En la isla no había un Viernes, ni siquiera viernes, el tedio de los días iguales unos a otros me abrasaba en la playa, sin otro quehacer que la contemplación de aquella marina infinitamente hermosa. Si al menos hubiera tenido alguno de los libros que citaba cuando los periodistas me preguntaban: “¿Qué libro se llevaría a una isla desierta?”. Miento, jamás me preguntaron eso; en realidad, cuando en la televisión entrevistaban a otro, me imaginaba a mí mismo enumerando mis autores preferidos. Después del naufragio, mi único entretenimiento consistía en escribir sobre la arena versos que las olas lamían con avidez. Tras aquella golosina, su espuma se tornaba liviana, sedosa, más burbujeante. Y como recompensa, las olas retrocedían, se enrollaban sobre sí mismas para arañar el fondo de mar, tomaban impulso desplegándose hacia arriba, hacia la orilla, y una espiral de peces llovía a mis pies. Todas las tardes. Era la primera vez en mi vida que recibía un sueldo por escribir.

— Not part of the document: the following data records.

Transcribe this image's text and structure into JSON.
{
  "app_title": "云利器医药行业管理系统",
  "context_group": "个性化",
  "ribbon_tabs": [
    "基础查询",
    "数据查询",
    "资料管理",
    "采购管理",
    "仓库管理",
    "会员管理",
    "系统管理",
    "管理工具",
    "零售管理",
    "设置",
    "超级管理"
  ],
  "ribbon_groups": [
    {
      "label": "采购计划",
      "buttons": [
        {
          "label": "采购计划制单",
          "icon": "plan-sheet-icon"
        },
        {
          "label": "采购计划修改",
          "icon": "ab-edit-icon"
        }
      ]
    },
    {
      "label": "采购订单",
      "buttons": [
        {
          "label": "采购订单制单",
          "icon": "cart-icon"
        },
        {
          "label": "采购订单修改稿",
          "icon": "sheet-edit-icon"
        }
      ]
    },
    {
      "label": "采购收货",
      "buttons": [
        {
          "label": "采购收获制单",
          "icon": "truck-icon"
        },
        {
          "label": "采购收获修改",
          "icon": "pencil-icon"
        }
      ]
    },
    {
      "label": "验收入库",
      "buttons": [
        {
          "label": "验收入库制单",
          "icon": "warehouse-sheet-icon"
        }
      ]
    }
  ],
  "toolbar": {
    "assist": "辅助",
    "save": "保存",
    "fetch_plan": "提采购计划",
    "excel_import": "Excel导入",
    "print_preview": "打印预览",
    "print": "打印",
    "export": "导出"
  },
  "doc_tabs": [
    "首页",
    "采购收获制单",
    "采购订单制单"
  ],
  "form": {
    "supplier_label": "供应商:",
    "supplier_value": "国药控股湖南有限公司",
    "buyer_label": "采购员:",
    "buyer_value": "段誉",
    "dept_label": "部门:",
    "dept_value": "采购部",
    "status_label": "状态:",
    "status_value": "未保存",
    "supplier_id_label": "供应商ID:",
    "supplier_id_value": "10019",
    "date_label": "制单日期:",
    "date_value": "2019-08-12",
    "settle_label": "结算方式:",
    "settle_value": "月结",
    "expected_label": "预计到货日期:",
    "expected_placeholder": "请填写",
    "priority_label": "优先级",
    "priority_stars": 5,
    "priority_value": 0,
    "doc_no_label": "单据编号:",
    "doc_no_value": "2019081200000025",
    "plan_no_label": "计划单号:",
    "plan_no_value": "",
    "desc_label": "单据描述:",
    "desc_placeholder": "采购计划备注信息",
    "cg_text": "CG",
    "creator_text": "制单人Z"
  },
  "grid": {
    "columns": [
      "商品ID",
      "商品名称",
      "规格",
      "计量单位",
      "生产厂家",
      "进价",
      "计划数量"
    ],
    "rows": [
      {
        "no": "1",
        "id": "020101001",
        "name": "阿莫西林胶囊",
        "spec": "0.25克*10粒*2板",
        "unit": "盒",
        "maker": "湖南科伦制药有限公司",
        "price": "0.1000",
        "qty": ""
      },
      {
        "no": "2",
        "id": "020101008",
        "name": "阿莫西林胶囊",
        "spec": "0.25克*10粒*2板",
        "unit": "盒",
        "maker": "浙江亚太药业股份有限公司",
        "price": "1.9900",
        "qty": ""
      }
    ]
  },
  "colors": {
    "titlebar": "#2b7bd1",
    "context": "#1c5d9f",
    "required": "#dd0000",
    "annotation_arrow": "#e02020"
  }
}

No escarmentaré nunca. Mis sueños nunca se cumplen. Hace tres noches, arrojé una botella al mar. En ella había soplado unas palabras de auxilio: “Por favor, no vengan a rescatarme”.
Hola Manoli, ¿cómo estás? nos traes una lectura de isla y de encierro bucólico. ¿Qué tiene el mar para que nos atrape de esta forma? en mi caso la profundidad y una línea divisoria que a veces se funde con el cielo. Ese azul que no castiga, amansa. El gruñir de una arena que te aplana las curvas de la silueta en la sombra. En una isla, querida, yo, yo me vuelvo poeta. Un abrazo y feliz día.